I Hate Facebook Groups, I Love Facebook Groups

Yesterday was Rosh Chodesh Elul (so was the day before, but that’s not really crucial to this story) and it was a hectic day. Sometimes when my days are a little extra hectic, I find that I engage more readily in Facebook group discussions.

If you’re part of any groups on Facebook, and, chances are, you are, because someone added you without your knowledge, and then maybe upon this discovery you updated your Facebook status to either ask people to stop adding you to groups without your permission (a futile request, in my opinion), or maybe you updated your status to griping about people adding you without your permission.

In any case, if you’re part of a group on Facebook, you might have noticed that they can get a little out of hand sometimes.

Sometimes this is good: A thread takes off and it’s great and people support each other and the sun comes out from behind the clouds and everyone’s grass is green and we all sing kumbaya.

And sometimes it’s just a mob, and G-d forbid you voice a dissenting opinion because don’t you know You Are Wrong. And probably feeble-minded, or uninformed. Or whatever.  

And because these groups can be thousands or tens of thousands of people who have never met each other and have no context for each other or even concern or care or love for each other, you can find threads like this:

“OP (Original Poster) – I have this problem, it’s really bothering me. Random group of strangers, I turn to you for help.”

Person 1 – My sister/brother/wife had this problem and s/he did x so you should do that.

Person 2 – That is so hard, davening!

Person 3 – You need therapy, please go talk to someone about this problem.

Person 4 -There is something really wrong with you, I am scared for you that you actually think this way.

Person 5 – (subthread) – We should really try to be supportive, that was a really judgmental comment, this would be really painful for the OP to read.

Person 4 – (responding) – I’m just telling it how it is, I don’t see the need to sugarcoat things. OP obviously has Major Issues and I’m just doing the OP a favor by posting my completely unfiltered opinion here on this thread of hundreds of comments.

So, yesterday, which was Rosh Chodesh Elul, and a busy day for me, was of course the same day where I sat down and saw a post in a group that rubbed me the wrong way. 

I started writing a response, but had to stop because my actual life actually demanded actual interaction. But then I had some downtime again and, despite my better judgment, despite the fact that only one comment had disagreed with the OP and the OP had responded with a pretty nasty response, I added my two cents.

Unsurprisingly, someone responded disagreeing with me, and in a way that I found amusing and both unamusing, because this comment told me something that not only did I already know, but have actually said myself in other online and real-life discussions.

So I was extra annoyed. Annoyed that my point (which I thought was a good point!) was dismissed out of hand, and annoyed that the person was assuming that I didn’t know the thing that I did, indeed, know very very well.

But more so, I was annoyed at myself for getting annoyed after getting into a useless interaction in a Facebook group when it was Rosh Chodesh Elul.

Now it’s possible that I was wrong, that I needed to think through my opinion a little more, to mull it over and see why I disagreed where so many others agreed. But I couldn’t even get to that place of introspection because I was so agitated.

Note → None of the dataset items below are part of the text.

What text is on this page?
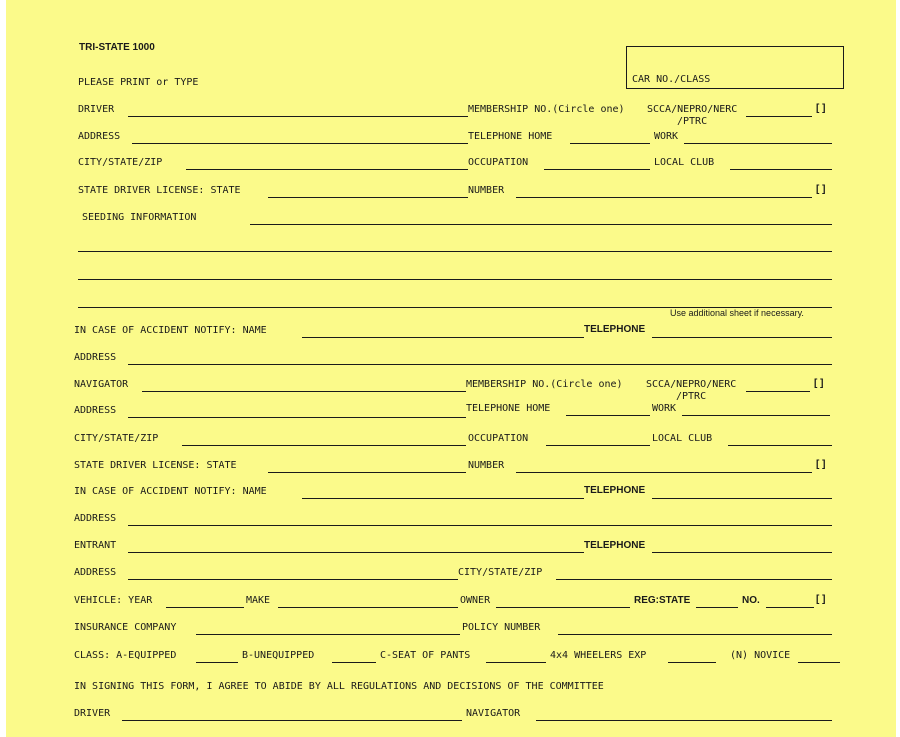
TRI-STATE 1000
CAR NO./CLASS
PLEASE PRINT or TYPE
DRIVER	MEMBERSHIP NO.(Circle one) SCCA/NEPRO/NERC	[ ]
/PTRC
ADDRESS	TELEPHONE HOME	WORK
CITY/STATE/ZIP	OCCUPATION	LOCAL CLUB
STATE DRIVER LICENSE: STATE	NUMBER	[ ]
SEEDING INFORMATION
Use additional sheet if necessary.
IN CASE OF ACCIDENT NOTIFY: NAME	TELEPHONE
ADDRESS
NAVIGATOR	MEMBERSHIP NO.(Circle one) SCCA/NEPRO/NERC	[ ]
/PTRC
ADDRESS	TELEPHONE HOME	WORK
CITY/STATE/ZIP	OCCUPATION	LOCAL CLUB
STATE DRIVER LICENSE: STATE	NUMBER	[ ]
IN CASE OF ACCIDENT NOTIFY: NAME	TELEPHONE
ADDRESS
ENTRANT	TELEPHONE
ADDRESS	CITY/STATE/ZIP
VEHICLE: YEAR	MAKE	OWNER	REG:STATE	NO.	[ ]
INSURANCE COMPANY	POLICY NUMBER
CLASS: A-EQUIPPED	B-UNEQUIPPED	C-SEAT OF PANTS	4x4 WHEELERS EXP	(N) NOVICE
IN SIGNING THIS FORM, I AGREE TO ABIDE BY ALL REGULATIONS AND DECISIONS OF THE COMMITTEE
DRIVER	NAVIGATOR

I needed to disengage, stat. Because I didn’t want to have to deal with the temptation of checking for responses, of potentially getting tagged in a response, which would make it harder to ignore, I just left the group.

Click. Done.

Almost immediately after I made this impulsive decision, I remembered all the times that I joined in on a post in that group and felt good, felt validated, felt like my opinion mattered. I would miss all those warm, fuzzy feelings. I would miss the chance to weigh in on a thoughtful post.

And I wondered, is there more bad or good in these groups? Do I hate them or love them more?

The groups I love are the ones where people consistently build each other up. Where people offer helpful comments, not just agreeing, but thoughtful (although agreeing is also nice). In these groups connections are made, advice is given, gifs are used.

In these groups, people seem to remember that we are all humans behind our screens. We have our own unique feelings and fears and insecurities and experiences. Maybe we’re having a bad day or week or year. Maybe we’re an expert. Maybe we’re full of nonsense.

It’s these groups where people talk to each other like they would while sitting at the same table, these are the groups that make me feel like things are going to be okay. That there are people who care more about connecting than being right or making a point. Those are the people I want to be around so that I can be like those people, too.